- Companies and countries are turning to green bonds to finance projects and lower carbon emissions.
- The increasingly popular debt product is poised to grow as the SEC demands greater transparency.
- This article is part of the "Financing a Sustainable Future" series exploring how companies take steps to set and fund sustainable goals.
The sale of green bonds — a form of debt that funds renewable-energy projects like wind or solar farms, for example — entered another stratosphere in 2021.
Globally, green bonds raised a record $479 billion in proceeds last year, well ahead of the $245 billion sold in 2020, according to Refinitiv data.
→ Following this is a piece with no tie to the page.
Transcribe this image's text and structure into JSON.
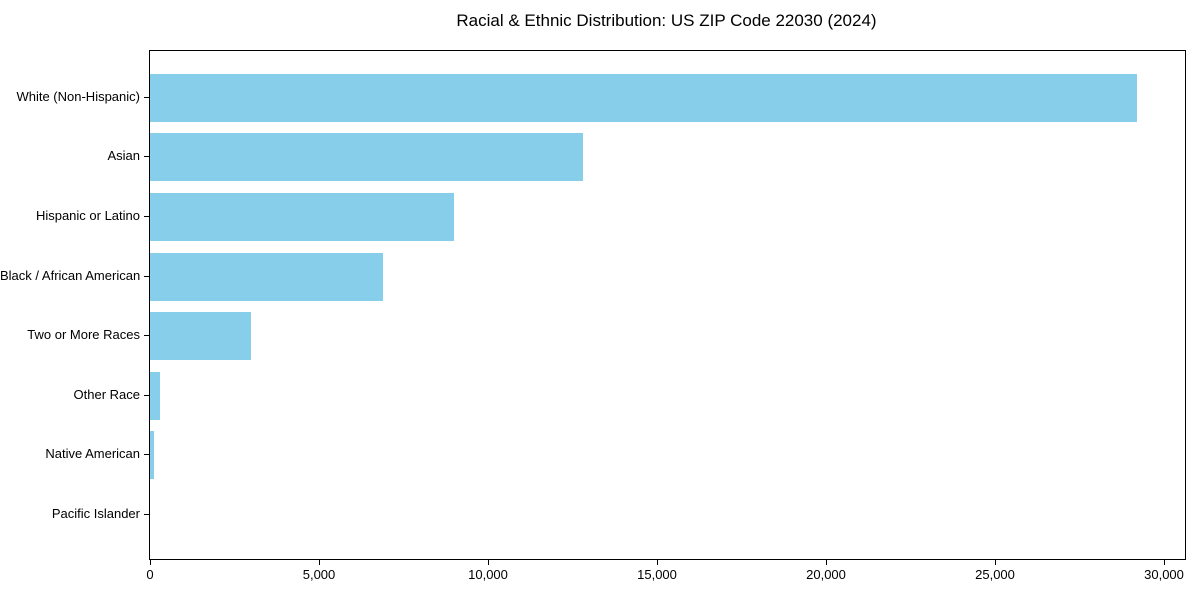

And bankers expect the asset class to continue smashing records as companies seek to lower their emissions.
"They are here to stay," said Anne van Riel, BNP Paribas' head of sustainable finance capital markets for the Americas. "In the last two years we've seen a lot of interest in the S in ESG, but now the E is the focus of discussion."
Countries such as India and Qatar are weighing their first-ever green bonds, while big companies like Apple have made them a part of annual capital-raising plans.
Investors, too, are demanding more green, as they want exposure to companies charting a path toward a zero-carbon economy.
These fund managers got some extra support from the Securities and Exchange Commission last month. The markets regulator drafted a proposal to ask public companies to divulge more information about their climate risks. It would force companies to provide more information, and greater transparency, to investors weighing a multitude of green financing.
Preparing for green bonds
But getting a company ready for a green bond takes time. It must have projects that are considered green — like renewable-power plants — and often companies must appoint third-party observers to certify their projects as green.
Banks, too, must help companies establish a green-bond framework that outlines which projects are eligible for green proceeds and comply with principles outlined by entities like the International Capital Market Association or the Climate Bonds Initiative.
It seems cumbersome, but it can put a company in a good position as big investors from BlackRock to Vanguard look to park their money with companies putting their best foot forward to mitigate climate risk.
For example, the Portuguese utility Energias de Portugal raised a 1.25 billion-euro green bond in March to finance projects owned by its renewable-energy unit EDP Renováveis. Ana Carolina Oliveira, the head of sustainable finance at ING, told Insider that the demand for the bond was so great that at one point EDP obtained more than 4 billion euros in orders from investors.
In circumstances like this, borrowers can leverage that investor demand to extract a cheaper interest rate on their green bond, which can make all the extra work worthwhile.
EDP was also prepared. It appointed Sustainalytics, which rates companies' ESG performance, to conduct an outside-party opinion on its renewables projects, and it picked ING to help compile EDP's green-bond framework.
"Companies that want to issue green bonds need to be ready, because there will be plenty of opportunities," Oliveira said. "You just need to have your framework and third-party opinions ready."
More and more companies are getting ready. Refinitiv data indicates green-bond sales grew to $479 billion last year from $37 billion in 2015. And bankers say borrowers are saving 0.05% to 0.1% in interest payments if they go green.
"The demand for green bonds still outstrips the supply available, but hopefully not for much longer," Oliveira said. We're starting to see a more diverse group of sectors issuing these bonds and investors want to invest in companies that are fundamentally committed to change."